Подобная догадка могла прийти в голову только автору приключенческих романов, подумала Хейли и снова рассмеялась, уже спокойнее. Тем не менее оставшиеся полосы обоев, точно такие же, как предыдущие, в конце концов отвалились. Интересно, что было бы, если б она начала с противоположного угла комнаты?
К вечеру Хейли совершенно обессилела. Зато к этому времени компьютер просох, и она могла начать работать, если бы ей было что написать. Хейли попыталась читать, но рисунок на ободранной стене, огромный и назойливый, постоянно приковывал ее внимание. В мазках неизвестного художника ощущалась решительность и непреклонность. Восклицательный знак в конце фразы был прочерчен с особой силой, а из точки вниз тонкой струей подтекла краска, и это напоминало черную слезу, струящуюся по стене.
В десять часов вечера «Сонина кухня» закрывалась. Хейли дождалась, когда в холле послышались тяжелые шаги Фрэнка, и открыла дверь как раз в тот момент, когда он отпирал свою квартиру.
– Фрэнк! – позвала она. – Не можете ли зайти ко мне на минутку?
– Я вас предупреждал, что работа будет адская. Так и вышло? – спросил он, протискиваясь в дверь мимо Хейли. Злорадная улыбка на его пухлом лице явно означала: «Ну, что я вам говорил!»
Оказавшись в комнате и увидев рисунок на стене, он вдруг замер и, невольно вскинув руку, прошептал:
– Боже праведный!
– Рисунок находился под обоями. Как вы думаете, что он означает? – поинтересовалась Хейли.
Несколько мгновений Берлин молчал, не в силах отвести взгляд от картины.
– Эта комната находилась под защитой. Змея – символ удачи. Близнецы – тоже.
– Вуду?
Берлин утвердительно кивнул:
– Это она нарисовала. Кроме нее – некому, но я не знаю, как она это сделала. Этим обоям больше двадцати лет. Восемь лет прошло только с того времени, как эту комнату снимал Морган.
– Над картинкой обои легко отстали от стены. Должно быть, их уже снимали, а потом приклеили снова.
– И никто ничего не знал. Да, это на нее похоже! – От легкомысленного тона Берлина не осталось и следа, словно женщина, о которой он говорил, – кем бы она ни была – перехитрила его.
– А кто такой Морган? – спросила Хейли.
– Ее любовник. Он покончил с собой.
– Здесь?
– Да. – Берлин указал пальцем на потолок. – Тут раньше висела тяжелая хрустальная люстра. Много лет назад крепление начало разбалтываться, и моя тетка велела вставить в гнездо дополнительный крюк, чтобы люстра не сорвалась. Морган продел веревку через этот крюк и повесился.
– А вы знаете почему?
Фрэнк ошеломленно взглянул на нее испуганными глазами. Хейли пояснила:
– Теперь это моя комната. Если здесь произошла какая-то трагедия, думаю, я имею право об этом знать. – Она прикоснулась к висевшему на шее амулету, давая понять, что верит в существование духов и что, если он ей не расскажет все, она найдет того, кто это сделает.

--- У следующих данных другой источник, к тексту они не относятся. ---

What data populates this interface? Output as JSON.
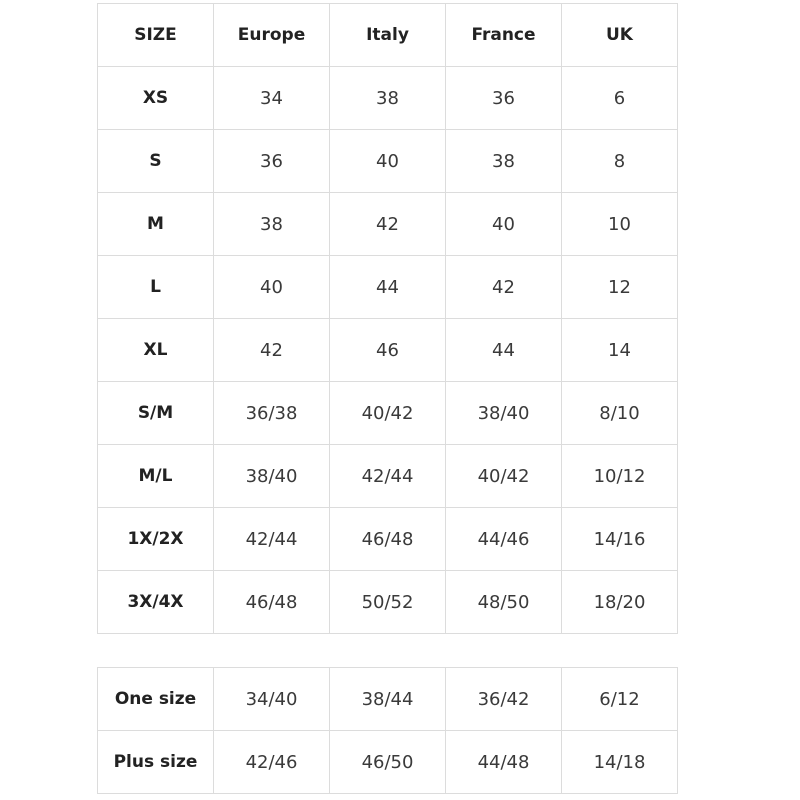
{
  "main_table": {
    "headers": [
      "SIZE",
      "Europe",
      "Italy",
      "France",
      "UK"
    ],
    "rows": [
      [
        "XS",
        "34",
        "38",
        "36",
        "6"
      ],
      [
        "S",
        "36",
        "40",
        "38",
        "8"
      ],
      [
        "M",
        "38",
        "42",
        "40",
        "10"
      ],
      [
        "L",
        "40",
        "44",
        "42",
        "12"
      ],
      [
        "XL",
        "42",
        "46",
        "44",
        "14"
      ],
      [
        "S/M",
        "36/38",
        "40/42",
        "38/40",
        "8/10"
      ],
      [
        "M/L",
        "38/40",
        "42/44",
        "40/42",
        "10/12"
      ],
      [
        "1X/2X",
        "42/44",
        "46/48",
        "44/46",
        "14/16"
      ],
      [
        "3X/4X",
        "46/48",
        "50/52",
        "48/50",
        "18/20"
      ]
    ]
  },
  "extra_table": {
    "rows": [
      [
        "One size",
        "34/40",
        "38/44",
        "36/42",
        "6/12"
      ],
      [
        "Plus size",
        "42/46",
        "46/50",
        "44/48",
        "14/18"
      ]
    ]
  }
}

Берлин вдруг рассмеялся. Хейли поняла, что он старается хоть как-то разрядить обстановку, но у него ничего не получилось. Они оба были слишком взвинчены.
– Господи, да поймите вы, янки, что здесь, в нашем квартале, нет ни одного дома, в котором не произошла бы по меньшей мере одна великая трагедия. Да, вы имеете право знать, но здесь я не желаю об этом говорить. Пойдемте ко мне, и я расскажу вам, что знаю.
Перед своей дверью Берлин задержался.
– Входите и поставьте какую-нибудь музыку, – сказал он. – А я сейчас вернусь.
Хотя они вот уже две недели делили третий этаж, Хейли впервые оказалась в квартире Фрэнка Берлина. Она пыталась представить себе, как выглядит жилище хозяина, но, как выяснилось, не угадала.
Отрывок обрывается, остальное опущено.